We have similarly understood and accepted the fact born of our history and the objective conditions in our country, that the ANC has the task to lead the Alliance and the broad democratic movement. In 1986 we spoke of "the national liberation movement, headed by the ANC", and referred to ourselves in 2005 as, "an ANC-led alliance".

The historic alliance in our country, between the national liberation movement and the progressive trade union movement, emerged from the fact that the black workers in our country were oppressed and exploited both as a class and as a nation or black people. Thus they could not fully realise even trade union demands, without attending to the central matter of their national emancipation.

At the same time, as in all other countries that have experienced national oppression, the people, oppressed as a nation across all classes, including the workers, had given birth to their own movement that would lead them in the struggle to secure that national emancipation.

The masses of the oppressed and organised workers understood that it would be strategically wrong for them to separate themselves from the rest of the oppressed masses, refusing to accept the political leadership of the people's movement, in our case the ANC. At the same time the ANC understood that the working class needed to organise itself into trade unions and act to advance the interests of the union members.

It viewed all gains in this regard as an essential part of the overall emancipation of the black oppressed. It therefore saw it and sees it as one of its tasks to help to strengthen the progressive trade union movement, in the same way as this trade union movement knew it had to use its organised strength not only to advance the economic interests of its members, but also the overarching objective of the people as a whole of national liberation.

The challenge to eradicate the centuries-old legacy of colonialism and apartheid stands at the centre of our continuing struggle for fundamental social transformation. The defeat of apartheid rule in 1994 opened the way for us to address this challenge, or in the words of the 1986 Statement, to provide a solution to the "fundamental and deep-seated economic, social and political crisis into which the Botha regime and the apartheid system of national oppression and class exploitation have plunged our country".

Necessarily, therefore, the forces that shared an interest in, and therefore combined to defeat white minority rule, would therefore continue to share an interest and seek to combine to use their common victory to confront the legacy of racism that had brought them together as freedom fighters.

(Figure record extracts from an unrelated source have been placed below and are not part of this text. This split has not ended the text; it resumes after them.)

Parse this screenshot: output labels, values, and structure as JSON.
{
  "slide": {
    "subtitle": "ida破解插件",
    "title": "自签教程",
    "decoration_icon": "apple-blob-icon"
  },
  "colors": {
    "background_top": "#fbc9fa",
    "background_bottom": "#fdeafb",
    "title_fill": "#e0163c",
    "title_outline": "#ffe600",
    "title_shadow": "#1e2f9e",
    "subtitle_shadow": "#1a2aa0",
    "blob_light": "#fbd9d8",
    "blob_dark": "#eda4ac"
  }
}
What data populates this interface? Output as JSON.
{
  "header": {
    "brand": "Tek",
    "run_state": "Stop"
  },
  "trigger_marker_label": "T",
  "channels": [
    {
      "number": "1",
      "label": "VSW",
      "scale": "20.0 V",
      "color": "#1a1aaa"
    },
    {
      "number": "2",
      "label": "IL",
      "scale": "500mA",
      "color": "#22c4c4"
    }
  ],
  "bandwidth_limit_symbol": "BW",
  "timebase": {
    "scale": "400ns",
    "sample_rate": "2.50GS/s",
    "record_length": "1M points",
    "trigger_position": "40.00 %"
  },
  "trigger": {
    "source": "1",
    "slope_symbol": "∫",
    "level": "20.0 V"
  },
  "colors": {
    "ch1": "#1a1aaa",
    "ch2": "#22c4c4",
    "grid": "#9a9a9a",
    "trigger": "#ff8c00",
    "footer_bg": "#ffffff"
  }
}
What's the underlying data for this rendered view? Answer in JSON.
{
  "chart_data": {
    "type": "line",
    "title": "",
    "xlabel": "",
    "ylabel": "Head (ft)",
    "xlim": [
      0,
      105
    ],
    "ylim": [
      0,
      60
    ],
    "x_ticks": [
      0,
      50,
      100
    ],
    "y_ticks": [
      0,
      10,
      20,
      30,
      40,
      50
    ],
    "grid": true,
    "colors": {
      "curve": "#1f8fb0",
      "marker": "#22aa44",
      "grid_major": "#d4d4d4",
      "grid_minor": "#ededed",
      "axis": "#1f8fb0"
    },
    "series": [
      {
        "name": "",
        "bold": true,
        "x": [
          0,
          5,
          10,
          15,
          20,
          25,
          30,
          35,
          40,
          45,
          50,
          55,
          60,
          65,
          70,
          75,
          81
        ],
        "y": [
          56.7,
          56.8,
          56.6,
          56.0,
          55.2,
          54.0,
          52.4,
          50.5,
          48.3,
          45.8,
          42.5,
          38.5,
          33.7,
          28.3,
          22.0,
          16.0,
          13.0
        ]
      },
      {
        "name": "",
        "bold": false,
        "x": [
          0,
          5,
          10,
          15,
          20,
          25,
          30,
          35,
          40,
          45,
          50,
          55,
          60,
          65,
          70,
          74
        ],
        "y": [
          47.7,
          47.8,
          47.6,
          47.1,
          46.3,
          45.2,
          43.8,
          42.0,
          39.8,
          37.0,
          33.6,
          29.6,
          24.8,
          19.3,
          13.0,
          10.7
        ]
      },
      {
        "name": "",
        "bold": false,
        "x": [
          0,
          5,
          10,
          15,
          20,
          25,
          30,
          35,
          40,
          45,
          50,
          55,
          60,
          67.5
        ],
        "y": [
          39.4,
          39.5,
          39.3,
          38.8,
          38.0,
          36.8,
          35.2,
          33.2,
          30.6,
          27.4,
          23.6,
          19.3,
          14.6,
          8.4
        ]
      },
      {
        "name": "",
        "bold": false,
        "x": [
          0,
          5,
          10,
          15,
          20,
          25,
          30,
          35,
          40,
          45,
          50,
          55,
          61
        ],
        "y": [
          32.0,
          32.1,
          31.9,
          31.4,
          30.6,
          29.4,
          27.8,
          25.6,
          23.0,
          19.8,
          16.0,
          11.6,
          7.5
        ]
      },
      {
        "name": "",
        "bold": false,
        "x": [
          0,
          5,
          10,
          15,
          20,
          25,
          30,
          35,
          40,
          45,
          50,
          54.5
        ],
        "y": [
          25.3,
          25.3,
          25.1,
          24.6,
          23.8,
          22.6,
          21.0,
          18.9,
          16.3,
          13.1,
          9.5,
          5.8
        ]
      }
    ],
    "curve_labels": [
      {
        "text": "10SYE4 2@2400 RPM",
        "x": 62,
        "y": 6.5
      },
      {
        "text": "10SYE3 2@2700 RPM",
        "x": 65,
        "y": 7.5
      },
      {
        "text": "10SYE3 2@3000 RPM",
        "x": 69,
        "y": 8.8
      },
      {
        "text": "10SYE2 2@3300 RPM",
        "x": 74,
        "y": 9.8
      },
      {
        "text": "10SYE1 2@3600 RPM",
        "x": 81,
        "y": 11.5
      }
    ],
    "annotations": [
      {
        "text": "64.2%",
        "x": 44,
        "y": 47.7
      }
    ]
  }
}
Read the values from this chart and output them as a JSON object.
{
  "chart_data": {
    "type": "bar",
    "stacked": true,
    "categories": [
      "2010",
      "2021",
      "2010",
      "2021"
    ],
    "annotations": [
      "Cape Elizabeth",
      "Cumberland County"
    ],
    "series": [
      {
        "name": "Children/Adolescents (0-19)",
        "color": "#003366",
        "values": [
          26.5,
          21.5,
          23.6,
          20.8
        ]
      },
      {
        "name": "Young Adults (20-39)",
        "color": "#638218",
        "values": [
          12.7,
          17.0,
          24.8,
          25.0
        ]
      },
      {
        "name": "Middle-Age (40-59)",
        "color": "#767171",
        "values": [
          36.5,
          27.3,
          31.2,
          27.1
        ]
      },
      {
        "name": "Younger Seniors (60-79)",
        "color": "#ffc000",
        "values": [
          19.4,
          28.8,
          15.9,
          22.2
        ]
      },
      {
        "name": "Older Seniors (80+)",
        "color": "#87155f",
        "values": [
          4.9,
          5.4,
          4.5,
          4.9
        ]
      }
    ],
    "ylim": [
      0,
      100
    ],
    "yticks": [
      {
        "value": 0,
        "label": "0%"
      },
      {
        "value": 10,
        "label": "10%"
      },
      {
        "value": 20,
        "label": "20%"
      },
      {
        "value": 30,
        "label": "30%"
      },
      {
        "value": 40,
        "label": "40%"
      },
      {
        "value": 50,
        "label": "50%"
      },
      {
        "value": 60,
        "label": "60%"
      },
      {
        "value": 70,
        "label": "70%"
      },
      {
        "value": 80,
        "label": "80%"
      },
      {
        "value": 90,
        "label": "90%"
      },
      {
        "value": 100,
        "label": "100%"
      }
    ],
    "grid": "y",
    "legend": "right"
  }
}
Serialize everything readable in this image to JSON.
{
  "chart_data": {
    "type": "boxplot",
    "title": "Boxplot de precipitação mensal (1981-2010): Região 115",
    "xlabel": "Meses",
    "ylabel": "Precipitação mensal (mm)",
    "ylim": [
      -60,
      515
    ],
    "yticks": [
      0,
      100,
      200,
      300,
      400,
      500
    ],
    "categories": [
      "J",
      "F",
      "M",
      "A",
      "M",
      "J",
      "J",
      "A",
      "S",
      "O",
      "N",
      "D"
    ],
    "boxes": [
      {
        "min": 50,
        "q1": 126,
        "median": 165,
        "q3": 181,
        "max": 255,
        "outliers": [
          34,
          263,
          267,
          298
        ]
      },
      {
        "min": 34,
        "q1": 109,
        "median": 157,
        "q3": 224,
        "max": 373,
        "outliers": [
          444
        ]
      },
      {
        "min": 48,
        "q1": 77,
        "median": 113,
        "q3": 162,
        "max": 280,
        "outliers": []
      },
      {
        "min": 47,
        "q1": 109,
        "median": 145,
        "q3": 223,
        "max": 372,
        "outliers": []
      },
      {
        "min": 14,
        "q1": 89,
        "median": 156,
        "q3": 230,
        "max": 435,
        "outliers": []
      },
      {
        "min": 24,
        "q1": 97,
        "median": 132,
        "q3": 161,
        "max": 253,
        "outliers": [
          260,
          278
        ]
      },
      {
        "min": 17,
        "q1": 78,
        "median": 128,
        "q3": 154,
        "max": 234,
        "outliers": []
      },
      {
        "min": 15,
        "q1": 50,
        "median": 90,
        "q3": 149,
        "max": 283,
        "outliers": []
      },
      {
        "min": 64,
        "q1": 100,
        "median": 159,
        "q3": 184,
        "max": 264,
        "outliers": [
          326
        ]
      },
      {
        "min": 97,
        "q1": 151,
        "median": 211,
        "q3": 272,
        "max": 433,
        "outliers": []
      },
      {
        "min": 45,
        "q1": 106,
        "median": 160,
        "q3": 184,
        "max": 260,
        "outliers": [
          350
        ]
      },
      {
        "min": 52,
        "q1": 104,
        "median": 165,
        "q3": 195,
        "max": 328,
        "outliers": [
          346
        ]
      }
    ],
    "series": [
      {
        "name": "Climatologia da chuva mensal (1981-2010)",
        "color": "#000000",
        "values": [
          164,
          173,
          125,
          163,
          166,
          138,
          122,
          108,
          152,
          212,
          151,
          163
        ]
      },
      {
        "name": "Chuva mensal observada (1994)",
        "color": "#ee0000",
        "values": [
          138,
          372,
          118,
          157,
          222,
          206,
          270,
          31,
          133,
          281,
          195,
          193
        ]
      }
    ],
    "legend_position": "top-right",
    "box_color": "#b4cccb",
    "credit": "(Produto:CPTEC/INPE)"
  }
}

That is why the strategic framework that unites the Alliance is the same today as it was two decades ago. Both the workers organised in the progressive trade union movement and the masses of our people, now both black and white, members and followers of the ANC, know that it would neither make sense nor is therefore any objective basis for the separation of the progressive trade union movement and the national liberation movement, COSATU and the ANC.

That is why, at Ekurhuleni in 2005, we said: "We reaffirm the 2002 Ekurhuleni Summit Declaration that states that ours is a strategic alliance founded on the agreement that the primary task of the current period is the implementation of the national democratic revolution, a perspective that has been forged in struggle over more than seven decades."

A strong COSATU remains fundamental to the achievement of this task. It is therefore important that the ANC and the rest of the broad democratic movement continue to do everything possible to ensure that, as was said in 1986, COSATU remains a "giant democratic and progressive trade union federation in our country...uniting our working class and...immeasurably (strengthening) our democratic movement as a whole".